Sunday, September 16, 2007

Putin's Next Step: "Prepare Three Envelopes"

Anyone practicing amateur (or professional) Kremlinology must have been struck by an exchange published in the transcript of the Valdai discussion club. IMHO Putin's joke about leadership style explains why Yeltsin's chaos was blamed for Russia's problems; why there was an economic boom in the middle period; and finally why there is such uncertainlty about the future:
PIOTR DUTKIEWICZ: Which do you think are the three most important things you have achieved during your time in the Kremlin? Which three things did you not have enough time to do or were not able to do? And what are three pieces of advice that you would give your successor when you have your first meeting with him?

VLADIMIR PUTIN: On this account we have an old joke. When the head of a company or - let’s take a bigger picture - of a region, leaves his position, he gives his successor three envelopes and tells him the following: ‘Open the first envelope now, the second in two years, and the third just before you leave your position’. Upon opening the first envelope he reads: ‘Blame it all on me’. In two years he opens the second envelope which reads: ‘Promise everything’. And when he has six months left he opens the third envelope and reads: ‘Prepare three envelopes’. (Laughter). This story is relevant because our colleague has asked me to formulate three things three times right now.

I am not ready to state all of the most important things in all three spheres. But it is very obvious that we were able to strengthen Russian statehood. It seems to me that there is a great deal that can still be done in this field: to administratively and morally strengthen Russian statehood and establish more or less capable power and economic agencies.

The second achievement concerns the restoration of the Russian economy. We mentioned basic economic indicators. When I started working Russia’s gold and currency reserves amounted to 12 billion USD. Just this year they grew by 80 billion and total around 275 or 280 billion USD, I think. We had hyperinflation. And though it remains high I think that this year we will achieve nine percent. And before it was 30 or more and even went off the scale, up to unknown levels.

We constantly held out our hand to all international financial organisations for credits. As you know, today we are not financing our main activities with money obtained from credit and we are also repaying our debts ahead of schedule. And just recently we paid back 22 billion USD that we owed. Now the ratio of our foreign debt to GDP is one of the best in Europe. On average over the last three years the economy has grown by seven percent. In the first six or seven months of 2006 it grew by 7.4 percent.

40 million Russian citizens lived below the poverty line. Today there is still quite a lot of poverty. But it is no longer 40 percent of citizens – I think it is somewhere around 20 percent. The number has been halved. And I think that before the end of 2008 this indicator will approach the general European level.
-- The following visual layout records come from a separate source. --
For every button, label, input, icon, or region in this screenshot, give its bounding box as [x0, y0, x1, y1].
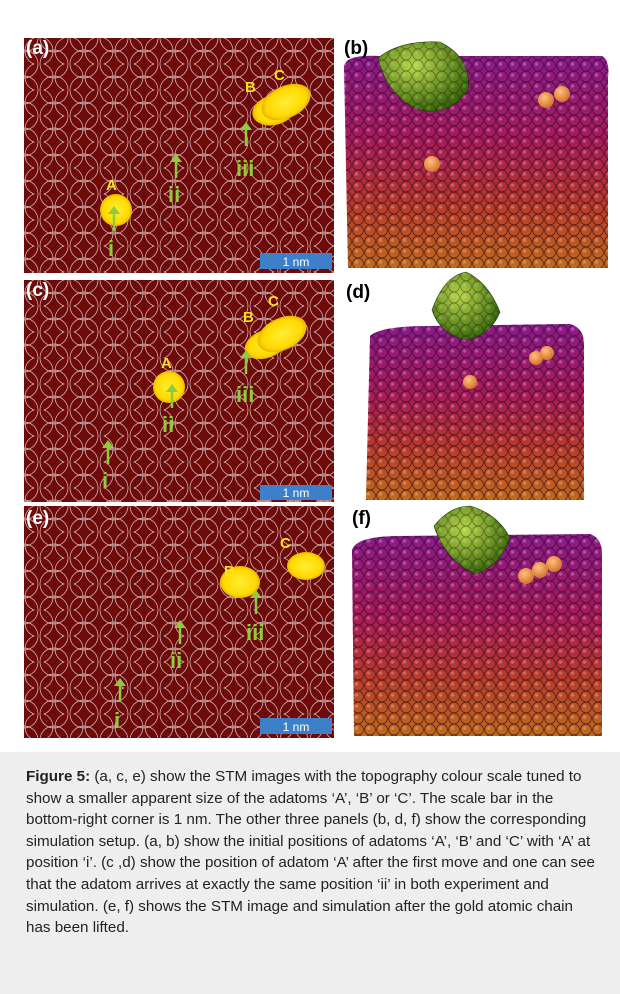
scalebar	[260, 253, 332, 269]
adatom-c	[287, 552, 325, 580]
adatom-a	[463, 375, 477, 389]
label-adatom-c: C	[280, 535, 291, 552]
label-pos-i: i	[108, 236, 114, 261]
label-adatom-b: B	[243, 309, 254, 326]
scalebar-label: 1 nm	[283, 486, 310, 500]
panel-label-d: (d)	[346, 282, 371, 303]
sim-panel-b	[340, 38, 612, 273]
panel-label-e: (e)	[26, 508, 50, 529]
adatom-a	[424, 156, 440, 172]
label-pos-ii: ii	[162, 412, 174, 437]
label-pos-i: i	[102, 468, 108, 493]
adatom-c	[554, 86, 570, 102]
scalebar-label: 1 nm	[283, 255, 310, 269]
caption-paragraph: Figure 5: (a, c, e) show the STM images …	[26, 766, 601, 939]
panel-label-c: (c)	[26, 280, 50, 301]
stm-panel-c: A B C i ii iii 1 nm	[24, 280, 334, 502]
caption-title: Figure 5:	[26, 768, 91, 785]
label-adatom-c: C	[274, 67, 285, 84]
panel-label-a: (a)	[26, 38, 50, 59]
sim-panel-d	[340, 270, 612, 502]
sim-panel-f	[340, 504, 612, 738]
scalebar	[260, 718, 332, 734]
figure-caption: Figure 5: (a, c, e) show the STM images …	[0, 752, 620, 994]
label-adatom-c: C	[268, 293, 279, 310]
label-adatom-b: B	[245, 79, 256, 96]
adatom-c	[540, 346, 554, 360]
label-pos-iii: iii	[246, 620, 264, 645]
label-pos-i: i	[114, 708, 120, 733]
scalebar-label: 1 nm	[283, 720, 310, 734]
label-pos-ii: ii	[170, 648, 182, 673]
label-pos-ii: ii	[168, 182, 180, 207]
stm-panel-e: B C i ii iii 1 nm	[24, 506, 334, 738]
label-adatom-b: B	[224, 563, 235, 580]
panel-label-b: (b)	[344, 38, 369, 59]
label-adatom-a: A	[161, 355, 172, 372]
stm-panel-a: A B C i ii iii 1 nm	[24, 38, 334, 273]
adatom-b	[220, 566, 260, 598]
adatom-b	[532, 562, 548, 578]
panel-label-f: (f)	[352, 508, 371, 529]
adatom-c	[546, 556, 562, 572]
label-adatom-a: A	[106, 177, 117, 194]
scalebar	[260, 485, 332, 500]
adatom-a	[153, 371, 185, 403]
adatom-c	[257, 315, 307, 353]
label-pos-iii: iii	[236, 156, 254, 181]
adatom-a	[518, 568, 534, 584]
figure-5: A B C i ii iii 1 nm (a)	[24, 38, 612, 738]
caption-text: (a, c, e) show the STM images with the t…	[26, 768, 595, 937]
adatom-c	[261, 83, 311, 121]
adatom-b	[538, 92, 554, 108]
label-pos-iii: iii	[236, 382, 254, 407]
adatom-b	[529, 351, 543, 365]
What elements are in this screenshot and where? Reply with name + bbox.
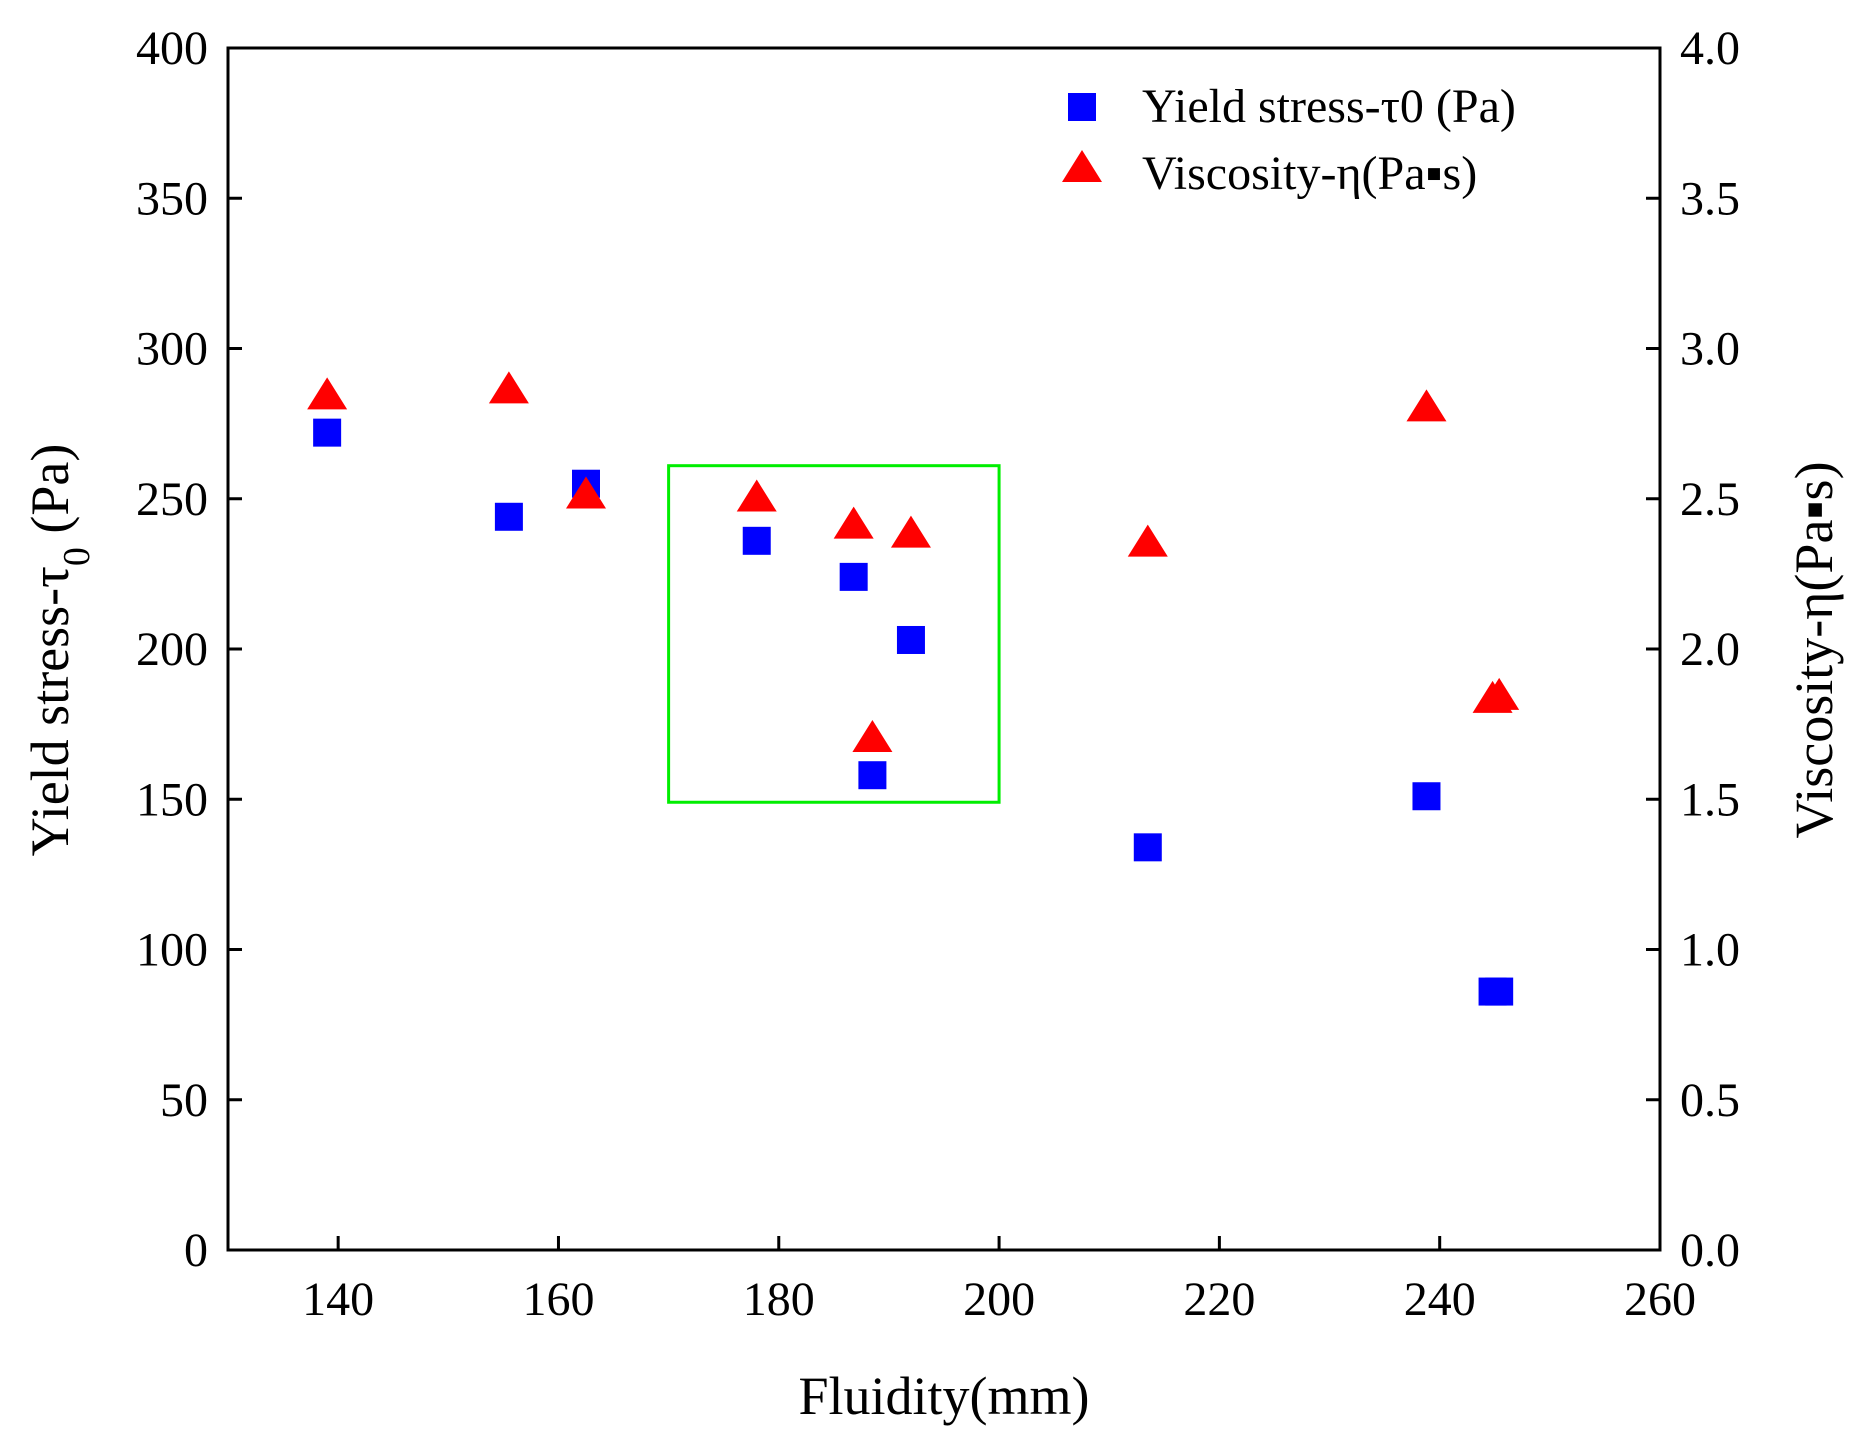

We have minimal unemployment, quite simply minimal unemployment. And I think that we have learned to be quite pragmatic, but not confrontational, when defending our interests in the international arena. In other words we strengthened the Russian Federation’s international position.

If asked to state briefly and from the top of my head, these are three basic things that I would classify as positive.

What would I have liked to do and what is still incomplete? I have already referred to lowering the number of citizens below the poverty line as an advantage but, at the same time, there are still large numbers of poor people. The average income is still too low. However, we understand that in order to maintain macroeconomic stability and the rate of economic growth we cannot lessen the numbers of poor people in a way that is harmful to macroeconomic stability. This is the first and most important thing.

The second is the fight against corruption. I think that this is one of the very significant negative things that we have to continue to fight against.

And the third – something we have already talked about with Mrs D’Encausse – is demography.

What must we do in the near future? Incidentally, it is impossible to talk about such things with certainty and I am very much at risk when I do so. But nevertheless I will talk about things on a general level. We need to continue developing our country’s political system. We need to establish a truly multiparty system, develop self-management and improve relations between the federal centre, the regions and the municipalities so that each level takes responsibility upon itself and is able to accomplish the tasks incumbent to it. And of course we must continue to diversify the economy and thereby create the conditions that will help us resolve social problems.